Representing with honor

Four band students represent Freedom with performance at Honors Band


Juniors Cole Skuse and Mason Hedge, sophomore Marissa Lammie and senior Mikayla Evans pose for photo prior to their concert at Honors Band on Dec. 1.

Matthew Levenson, Asst. Sports Editor

Every school year, some members of the band audition for honors band: a program run through the Pennsylvania Music Educators Association (PMEA). The PMEA is a statewide nonprofit organization that promotes the musical development of Pennsylvanians.

This year, five students from Freedom attended auditions at Westminster College on Nov. 13. They each received their music which they had to learn and then perform for their blind audition in which the judges did not know who was auditioning. Of these five who played, four qualified for honors band. The selected students consisted of sophomore Marissa Lammie, juniors Mason Hedge, who also made it last year, and Cole Skuse as well as senior Mikayla Evans. Hedge received fourth chair for percussion out of seven. Skuse placed eighth out of ten chairs for trombone and both Evans and Lammie received the final chair in their respective categories, euphonium and flute.

“It was an honor to be selected into the honors band program,” Lammie said. “Last year I had auditioned and didn’t get in. However, that didn’t stop me from pushing myself to try harder to get in the following year.”

The four students traveled back to Westminster on Nov. 29 where they began rehearsals with other students from the surrounding area that make up District 5. Rehearsals were six-and-a-half hours long, from nine in the morning until 3:30 in the afternoon. They took place throughout the day on Nov. 29 and Nov. 30.

The following day, Dec. 1, there was a short three hour rehearsal and a banquet for the honors band students at noon. Two hours later, after all of their hard work learning the music, it was time for the actual concert. The students performed seven pieces throughout the span of the hour-long concert. The Star Spangled Banner, A Symphonic Portrait by James Swearingen; the Salute to PMEA, which is standard for every PMEA event; Up by Anthony O’Toole; Oasis by Patrick Burns; Symphonic Suite by Clifton Williams; Deir’in De by Warren Barker and finally Texas Star by David Lovrien.
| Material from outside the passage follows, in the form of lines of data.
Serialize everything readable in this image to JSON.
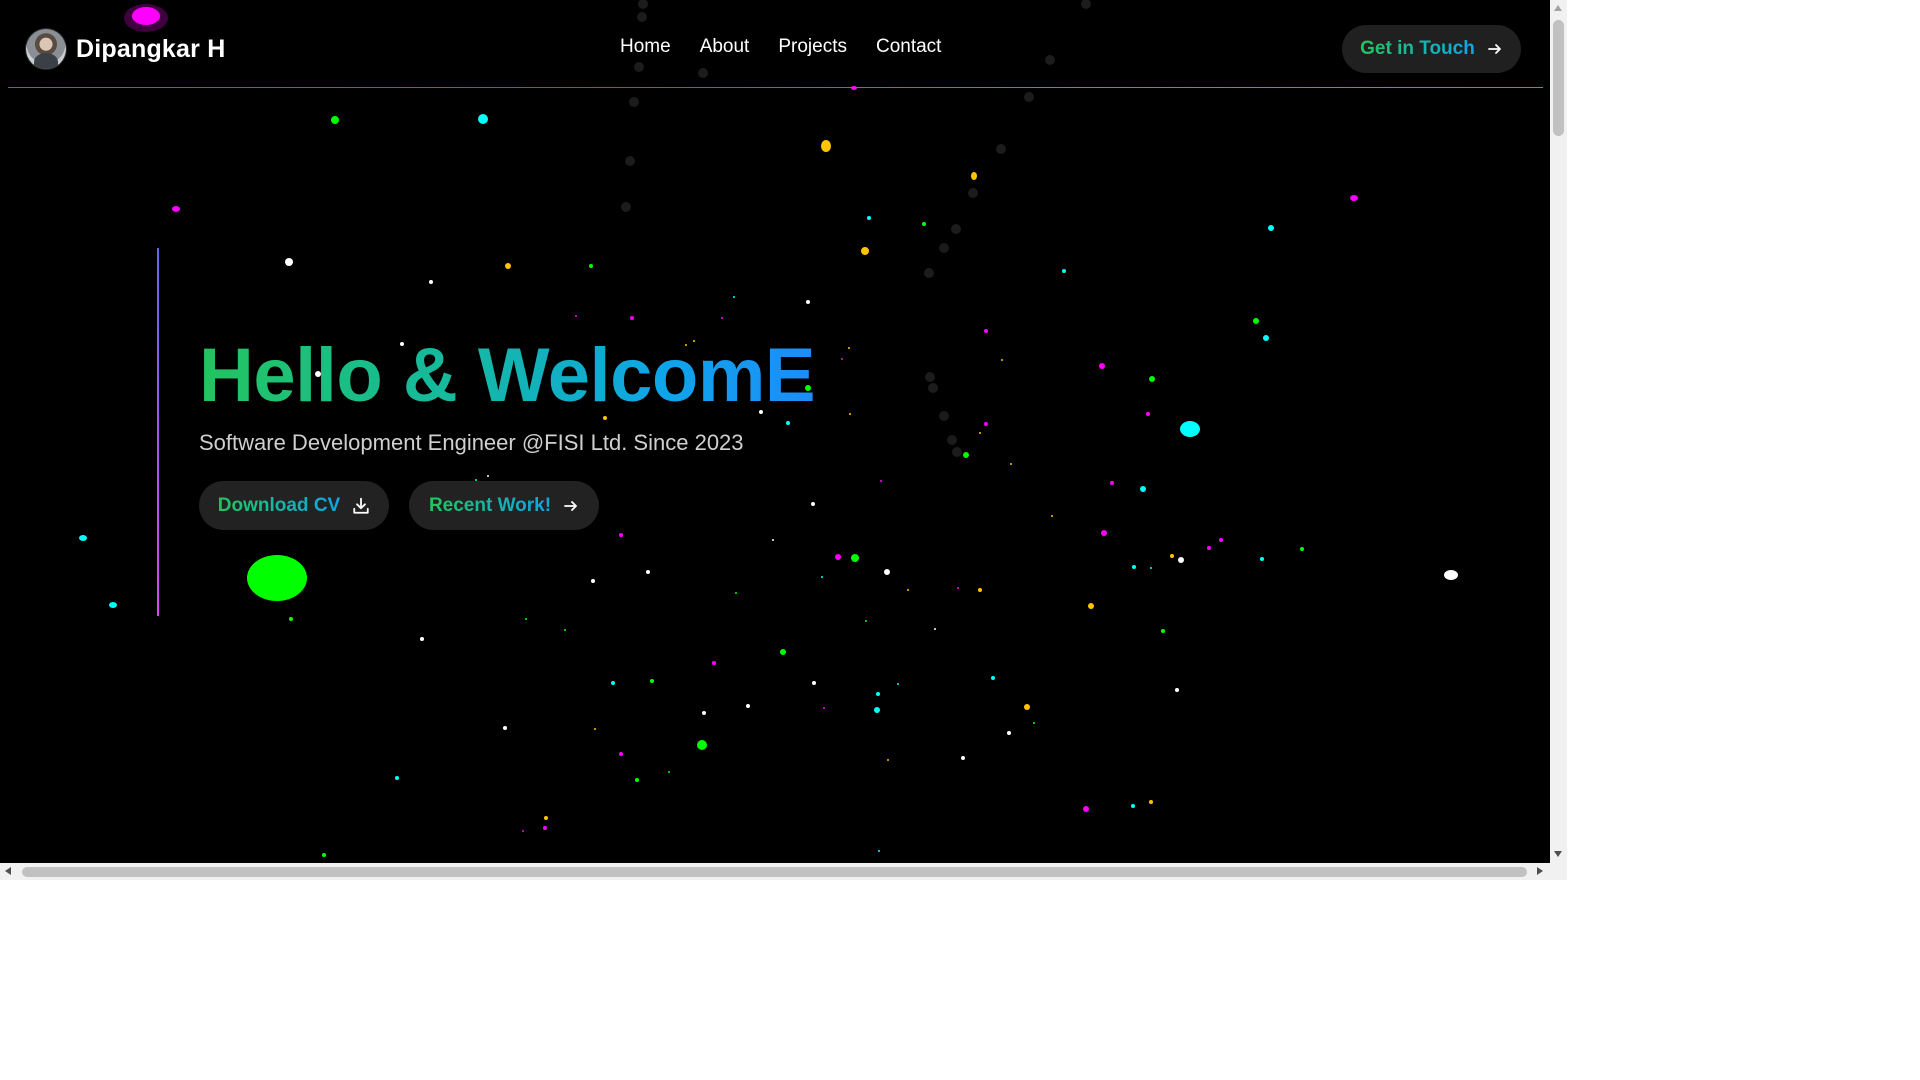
{
  "header": {
    "brand_name": "Dipangkar H",
    "nav": [
      {
        "label": "Home"
      },
      {
        "label": "About"
      },
      {
        "label": "Projects"
      },
      {
        "label": "Contact"
      }
    ],
    "cta_label": "Get in Touch",
    "cta_icon": "arrow-right-icon"
  },
  "hero": {
    "title": "Hello & WelcomE",
    "subtitle": "Software Development Engineer @FISI Ltd. Since 2023",
    "buttons": [
      {
        "label": "Download CV",
        "icon": "download-icon"
      },
      {
        "label": "Recent Work!",
        "icon": "arrow-right-icon"
      }
    ]
  },
  "colors": {
    "background": "#000000",
    "gradient_start": "#22c55e",
    "gradient_end": "#0ea5e9",
    "button_bg": "#222222",
    "particle_colors": [
      "#ff00ff",
      "#00ffff",
      "#00ff00",
      "#ffffff",
      "#ffc400"
    ]
  }
}
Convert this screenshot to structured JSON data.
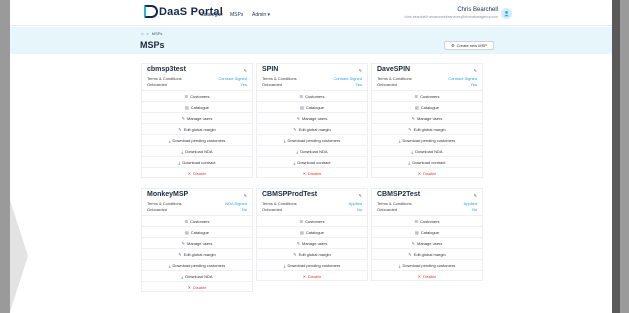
{
  "app": {
    "logo": "DaaS Portal",
    "nav": [
      "Catalogue",
      "MSPs",
      "Admin ▾"
    ]
  },
  "user": {
    "name": "Chris Bearchell",
    "email": "chris.bearchell+amazonwebservices@ntcreativeagency.com"
  },
  "breadcrumb": {
    "home_icon": "home-icon",
    "sep": ">",
    "current": "MSPs"
  },
  "page": {
    "title": "MSPs",
    "new_button": "Create new MSP"
  },
  "labels": {
    "terms": "Terms & Conditions",
    "onboarded": "Onboarded"
  },
  "cards": [
    {
      "name": "cbmsp3test",
      "terms": "Contract Signed",
      "onboarded": "Yes",
      "actions": [
        "Customers",
        "Catalogue",
        "Manage users",
        "Edit global margin",
        "Download pending customers",
        "Download NDA",
        "Download contract",
        "Disable"
      ]
    },
    {
      "name": "SPIN",
      "terms": "Contract Signed",
      "onboarded": "Yes",
      "actions": [
        "Customers",
        "Catalogue",
        "Manage users",
        "Edit global margin",
        "Download pending customers",
        "Download NDA",
        "Download contract",
        "Disable"
      ]
    },
    {
      "name": "DaveSPIN",
      "terms": "Contract Signed",
      "onboarded": "Yes",
      "actions": [
        "Customers",
        "Catalogue",
        "Manage users",
        "Edit global margin",
        "Download pending customers",
        "Download NDA",
        "Download contract",
        "Disable"
      ]
    },
    {
      "name": "MonkeyMSP",
      "terms": "NDA Signed",
      "onboarded": "No",
      "actions": [
        "Customers",
        "Catalogue",
        "Manage users",
        "Edit global margin",
        "Download pending customers",
        "Download NDA",
        "Disable"
      ]
    },
    {
      "name": "CBMSPProdTest",
      "terms": "Applied",
      "onboarded": "No",
      "actions": [
        "Customers",
        "Catalogue",
        "Manage users",
        "Edit global margin",
        "Download pending customers",
        "Disable"
      ]
    },
    {
      "name": "CBMSP2Test",
      "terms": "Applied",
      "onboarded": "No",
      "actions": [
        "Customers",
        "Catalogue",
        "Manage users",
        "Edit global margin",
        "Download pending customers",
        "Disable"
      ]
    }
  ],
  "action_icons": {
    "Customers": "☰",
    "Catalogue": "▤",
    "Manage users": "✎",
    "Edit global margin": "✎",
    "Download pending customers": "⤓",
    "Download NDA": "⤓",
    "Download contract": "⤓",
    "Disable": "✕"
  }
}
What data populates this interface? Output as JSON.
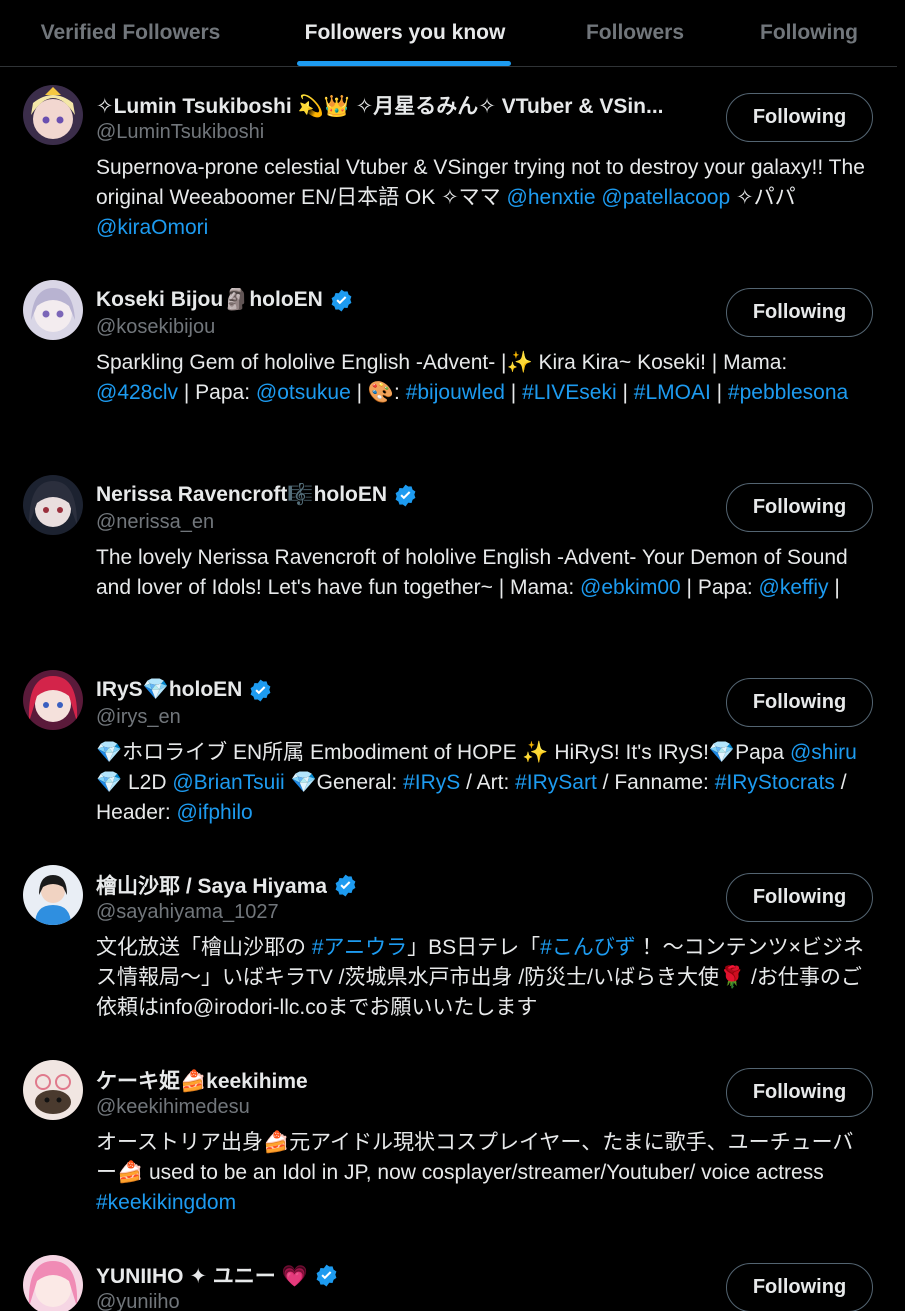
{
  "tabs": [
    {
      "label": "Verified Followers",
      "active": false
    },
    {
      "label": "Followers you know",
      "active": true
    },
    {
      "label": "Followers",
      "active": false
    },
    {
      "label": "Following",
      "active": false
    }
  ],
  "colors": {
    "accent": "#1d9bf0",
    "background": "#000000",
    "muted": "#71767b",
    "text": "#e7e9ea",
    "border": "#536471"
  },
  "button_label": "Following",
  "users": [
    {
      "name": "✧Lumin Tsukiboshi 💫👑 ✧月星るみん✧ VTuber & VSin...",
      "handle": "@LuminTsukiboshi",
      "verified": false,
      "bio": [
        {
          "t": "Supernova-prone celestial Vtuber & VSinger trying not to destroy your galaxy!! The original Weeaboomer EN/日本語 OK ✧ママ "
        },
        {
          "t": "@henxtie",
          "link": true
        },
        {
          "t": " "
        },
        {
          "t": "@patellacoop",
          "link": true
        },
        {
          "t": " ✧パパ "
        },
        {
          "t": "@kiraOmori",
          "link": true
        }
      ]
    },
    {
      "name": "Koseki Bijou🗿holoEN",
      "handle": "@kosekibijou",
      "verified": true,
      "bio": [
        {
          "t": "Sparkling Gem of hololive English -Advent- |✨ Kira Kira~ Koseki! | Mama: "
        },
        {
          "t": "@428clv",
          "link": true
        },
        {
          "t": " | Papa: "
        },
        {
          "t": "@otsukue",
          "link": true
        },
        {
          "t": " | 🎨: "
        },
        {
          "t": "#bijouwled",
          "link": true
        },
        {
          "t": " | "
        },
        {
          "t": "#LIVEseki",
          "link": true
        },
        {
          "t": " | "
        },
        {
          "t": "#LMOAI",
          "link": true
        },
        {
          "t": " | "
        },
        {
          "t": "#pebblesona",
          "link": true
        }
      ]
    },
    {
      "name": "Nerissa Ravencroft🎼holoEN",
      "handle": "@nerissa_en",
      "verified": true,
      "bio": [
        {
          "t": "The lovely Nerissa Ravencroft of hololive English -Advent- Your Demon of Sound and lover of Idols! Let's have fun together~ | Mama: "
        },
        {
          "t": "@ebkim00",
          "link": true
        },
        {
          "t": " | Papa: "
        },
        {
          "t": "@keffiy",
          "link": true
        },
        {
          "t": " |"
        }
      ]
    },
    {
      "name": "IRyS💎holoEN",
      "handle": "@irys_en",
      "verified": true,
      "bio": [
        {
          "t": "💎ホロライブ EN所属 Embodiment of HOPE ✨ HiRyS! It's IRyS!💎Papa "
        },
        {
          "t": "@shiru",
          "link": true
        },
        {
          "t": " 💎 L2D "
        },
        {
          "t": "@BrianTsuii",
          "link": true
        },
        {
          "t": " 💎General: "
        },
        {
          "t": "#IRyS",
          "link": true
        },
        {
          "t": " / Art: "
        },
        {
          "t": "#IRySart",
          "link": true
        },
        {
          "t": " / Fanname: "
        },
        {
          "t": "#IRyStocrats",
          "link": true
        },
        {
          "t": " / Header: "
        },
        {
          "t": "@ifphilo",
          "link": true
        }
      ]
    },
    {
      "name": "檜山沙耶 / Saya Hiyama",
      "handle": "@sayahiyama_1027",
      "verified": true,
      "bio": [
        {
          "t": "文化放送「檜山沙耶の "
        },
        {
          "t": "#アニウラ",
          "link": true
        },
        {
          "t": "」BS日テレ「"
        },
        {
          "t": "#こんびず",
          "link": true
        },
        {
          "t": " ！～コンテンツ×ビジネス情報局～」いばキラTV /茨城県水戸市出身 /防災士/いばらき大使🌹 /お仕事のご依頼はinfo@irodori-llc.coまでお願いいたします"
        }
      ]
    },
    {
      "name": "ケーキ姫🍰keekihime",
      "handle": "@keekihimedesu",
      "verified": false,
      "bio": [
        {
          "t": "オーストリア出身🍰元アイドル現状コスプレイヤー、たまに歌手、ユーチューバー🍰 used to be an Idol in JP, now cosplayer/streamer/Youtuber/ voice actress "
        },
        {
          "t": "#keekikingdom",
          "link": true
        }
      ]
    },
    {
      "name": "YUNIIHO ✦ ユニー 💗",
      "handle": "@yuniiho",
      "verified": true,
      "bio": []
    }
  ]
}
Patrick Burns was in attendance for the concert as a guest conductor. Burns is from Bloomfield, New Jersey and has a distinguished career as a composer and much more. At the age of 17, Burns founded the Bloomfield Youth Band which has been recognized for its outstanding artistic achievement by the U.S. Congress among others. His own compositions have been played by military bands in Washington D.C. and other countries worldwide. His music has been published by six different publishers and has appeared on Bandworld’s Top 100 list of band compositions five times. He also currently teaches at Montclair State University and Caldwell-West Caldwell Public Schools.

“He was extremely polite and made the event fun. He had multiple stories that he told and was funny,” Lammie said. “What I took away from meeting him is that you can always find something you can do that you love. He had lost his career as a clarinetist at the age of 28 but he turned around and started to compose and direct. You can always improve upon skills you have and find new ones that you love.”

To top off the event, Hedge and Evans learned on Nov. 30th, they were selected for districts which will be held from Jan. 24-26 at Beaver High School.

“Making it to districts is an honor and I look forward to reconnecting with people from last year’s districts and this year’s honors band,” Evans said.